Cellular and Computing Industries Finally Collide
magarity writes "For years now cell phones have become increasing complex as computers become ever smaller. The two industries now directly collide. Of special interest is the change in mission statement by Microsoft from 'a computer on every desk and in every home' to 'empowering people through great software, any time, any place and on any device.' With mobile phone saturation in the industrialized world from +80% (Italy) to 45% (USA), this is the next battleground for information technology dominance. Both industries have giant sized players; the shakeouts, as well as implications for consumers, will be huge."
Now if they only produced better screens we could get some work done. The only working thing you can consider "computing" and "cellular" is the Treo.
That WAP is shit. I can tell you as I have some experience (Nokia, Siemens, Sony, Ericsson, Alcatel, everyone plays his own game, with large differences in the ways things are shown). We have to go directly for web or for Java. I've tested some Nokias and Alcatels. For instance, Alcatel 525 WAP browser, in forms, it doesn't show you the next input till you've filled it!!
Not sure if you are trying to be funny, but Italy is roughly 301,000 sq km, and New Jersey is rougly 19,215 sq km.

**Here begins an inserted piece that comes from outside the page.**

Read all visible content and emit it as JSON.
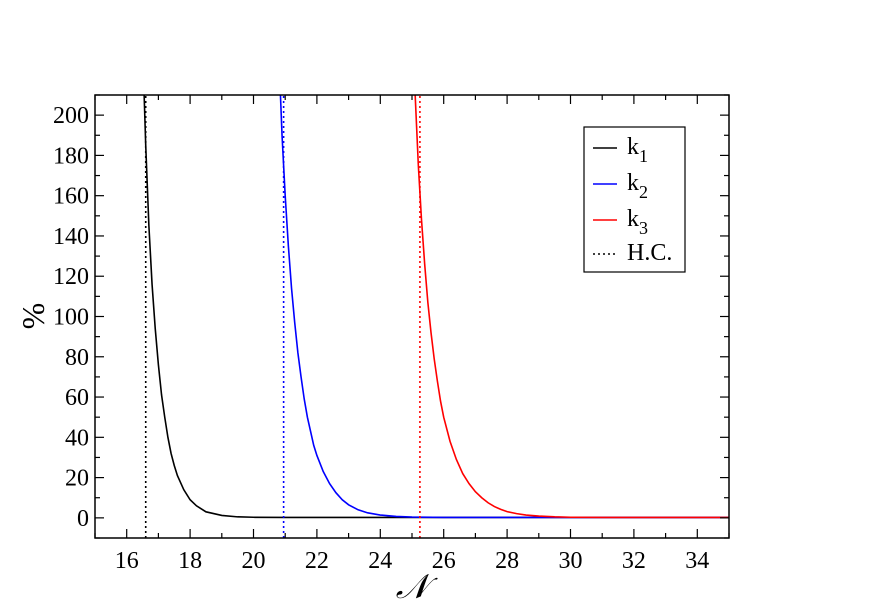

on the same subject is http://www.economist.com/printedition/displayStory .cfm?Story_ID=1454436
It's not that. Penetration measures against population. That is, 80% of the Italians (some 80 million, not so small) own a cell phone. Italy, Japan, South Korea, Sweden, Finland, Norway, Spain, Netherlands, ... have more users than the USA per inhabitant.
With such differences, it's not a matter of infrastructure. You can take only those regions with coverage and the difference would still be there. The problem is in the offer.

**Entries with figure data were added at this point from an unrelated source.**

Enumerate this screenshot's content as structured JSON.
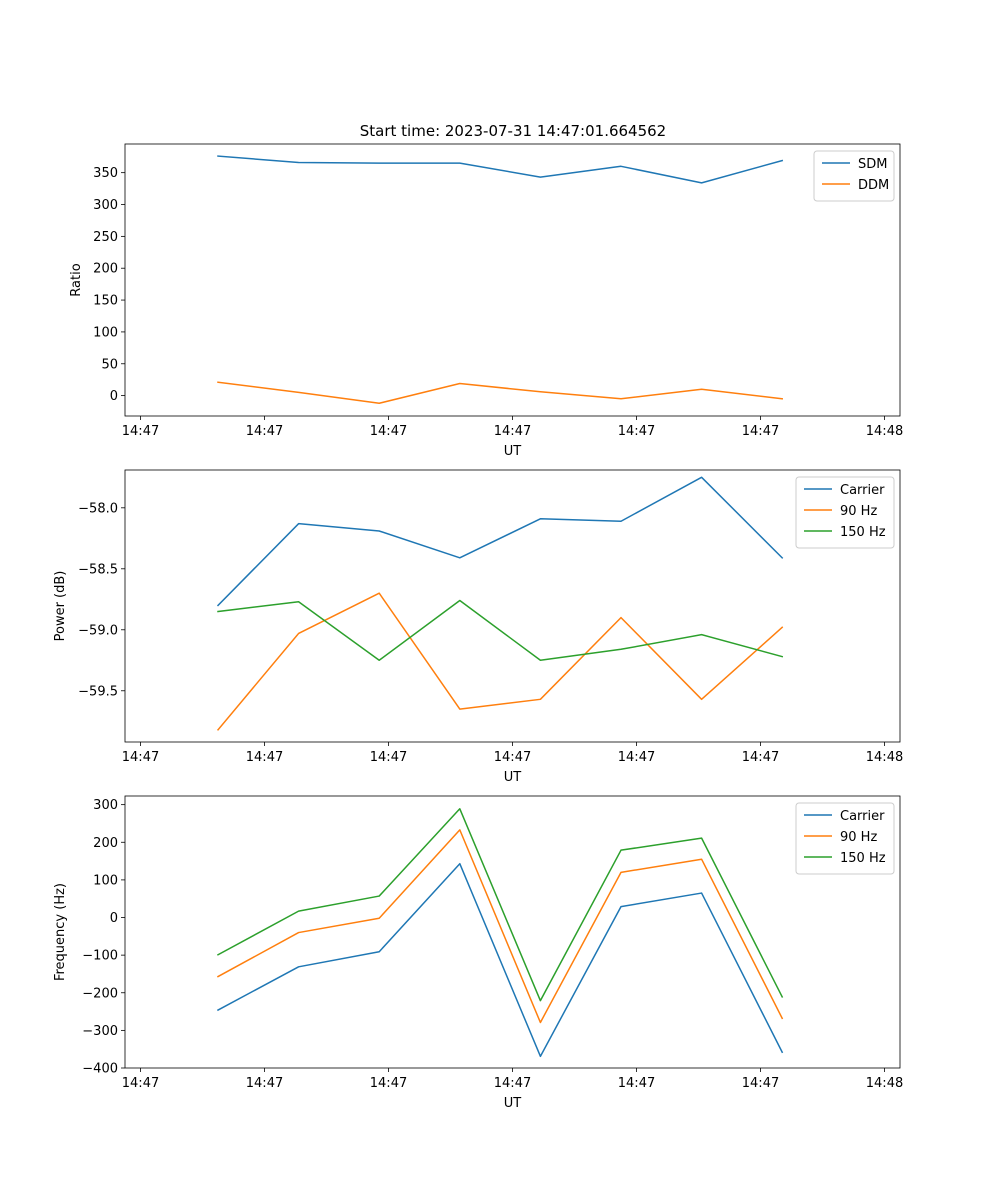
{
  "figure": {
    "title": "Start time: 2023-07-31 14:47:01.664562"
  },
  "colors": {
    "blue": "#1f77b4",
    "orange": "#ff7f0e",
    "green": "#2ca02c",
    "axis": "#000000",
    "legend_border": "#cccccc"
  },
  "chart_data": [
    {
      "type": "line",
      "id": "ratio",
      "title": "Start time: 2023-07-31 14:47:01.664562",
      "xlabel": "UT",
      "ylabel": "Ratio",
      "x": [
        0.75,
        1.4,
        2.05,
        2.7,
        3.35,
        4.0,
        4.65,
        5.3
      ],
      "xlim": [
        0,
        6.25
      ],
      "x_ticks": [
        0.125,
        1.125,
        2.125,
        3.125,
        4.125,
        5.125,
        6.125
      ],
      "x_tick_labels": [
        "14:47",
        "14:47",
        "14:47",
        "14:47",
        "14:47",
        "14:47",
        "14:48"
      ],
      "ylim": [
        -32,
        395
      ],
      "y_ticks": [
        0,
        50,
        100,
        150,
        200,
        250,
        300,
        350
      ],
      "y_tick_labels": [
        "0",
        "50",
        "100",
        "150",
        "200",
        "250",
        "300",
        "350"
      ],
      "legend_position": "top-right",
      "series": [
        {
          "name": "SDM",
          "color": "#1f77b4",
          "values": [
            376,
            366,
            365,
            365,
            343,
            360,
            334,
            369
          ]
        },
        {
          "name": "DDM",
          "color": "#ff7f0e",
          "values": [
            21,
            5,
            -12,
            19,
            6,
            -5,
            10,
            -5
          ]
        }
      ]
    },
    {
      "type": "line",
      "id": "power",
      "title": "",
      "xlabel": "UT",
      "ylabel": "Power (dB)",
      "x": [
        0.75,
        1.4,
        2.05,
        2.7,
        3.35,
        4.0,
        4.65,
        5.3
      ],
      "xlim": [
        0,
        6.25
      ],
      "x_ticks": [
        0.125,
        1.125,
        2.125,
        3.125,
        4.125,
        5.125,
        6.125
      ],
      "x_tick_labels": [
        "14:47",
        "14:47",
        "14:47",
        "14:47",
        "14:47",
        "14:47",
        "14:48"
      ],
      "ylim": [
        -59.92,
        -57.69
      ],
      "y_ticks": [
        -59.5,
        -59.0,
        -58.5,
        -58.0
      ],
      "y_tick_labels": [
        "−59.5",
        "−59.0",
        "−58.5",
        "−58.0"
      ],
      "legend_position": "top-right",
      "series": [
        {
          "name": "Carrier",
          "color": "#1f77b4",
          "values": [
            -58.8,
            -58.13,
            -58.19,
            -58.41,
            -58.09,
            -58.11,
            -57.75,
            -58.41
          ]
        },
        {
          "name": "90 Hz",
          "color": "#ff7f0e",
          "values": [
            -59.82,
            -59.03,
            -58.7,
            -59.65,
            -59.57,
            -58.9,
            -59.57,
            -58.98
          ]
        },
        {
          "name": "150 Hz",
          "color": "#2ca02c",
          "values": [
            -58.85,
            -58.77,
            -59.25,
            -58.76,
            -59.25,
            -59.16,
            -59.04,
            -59.22
          ]
        }
      ]
    },
    {
      "type": "line",
      "id": "frequency",
      "title": "",
      "xlabel": "UT",
      "ylabel": "Frequency (Hz)",
      "x": [
        0.75,
        1.4,
        2.05,
        2.7,
        3.35,
        4.0,
        4.65,
        5.3
      ],
      "xlim": [
        0,
        6.25
      ],
      "x_ticks": [
        0.125,
        1.125,
        2.125,
        3.125,
        4.125,
        5.125,
        6.125
      ],
      "x_tick_labels": [
        "14:47",
        "14:47",
        "14:47",
        "14:47",
        "14:47",
        "14:47",
        "14:48"
      ],
      "ylim": [
        -400,
        323
      ],
      "y_ticks": [
        -400,
        -300,
        -200,
        -100,
        0,
        100,
        200,
        300
      ],
      "y_tick_labels": [
        "−400",
        "−300",
        "−200",
        "−100",
        "0",
        "100",
        "200",
        "300"
      ],
      "legend_position": "top-right",
      "series": [
        {
          "name": "Carrier",
          "color": "#1f77b4",
          "values": [
            -246,
            -131,
            -91,
            143,
            -369,
            29,
            65,
            -358
          ]
        },
        {
          "name": "90 Hz",
          "color": "#ff7f0e",
          "values": [
            -157,
            -40,
            -2,
            233,
            -279,
            120,
            155,
            -268
          ]
        },
        {
          "name": "150 Hz",
          "color": "#2ca02c",
          "values": [
            -99,
            17,
            57,
            289,
            -221,
            179,
            211,
            -211
          ]
        }
      ]
    }
  ]
}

err...so northern Finland is a highly populated area? I go there quite a lot, and believe me, it's pretty quiet.
Market saturation is done on 'per capita' not 'per square km'...
While we were living in Italy, we were one of the fortunate people, through military contacts, who could procure a land line quickly and with very little effort. It wasn't an "old world" area, but the group in charge of telephones didn't generally feel pressured to move quickly. I'm not sure how much has changed in the last 10 years, but I would imagine that it's probably much easier to get a mobile phone than a land line, so "acceptance" is probably a sign of convenience, rather than progressive thinking.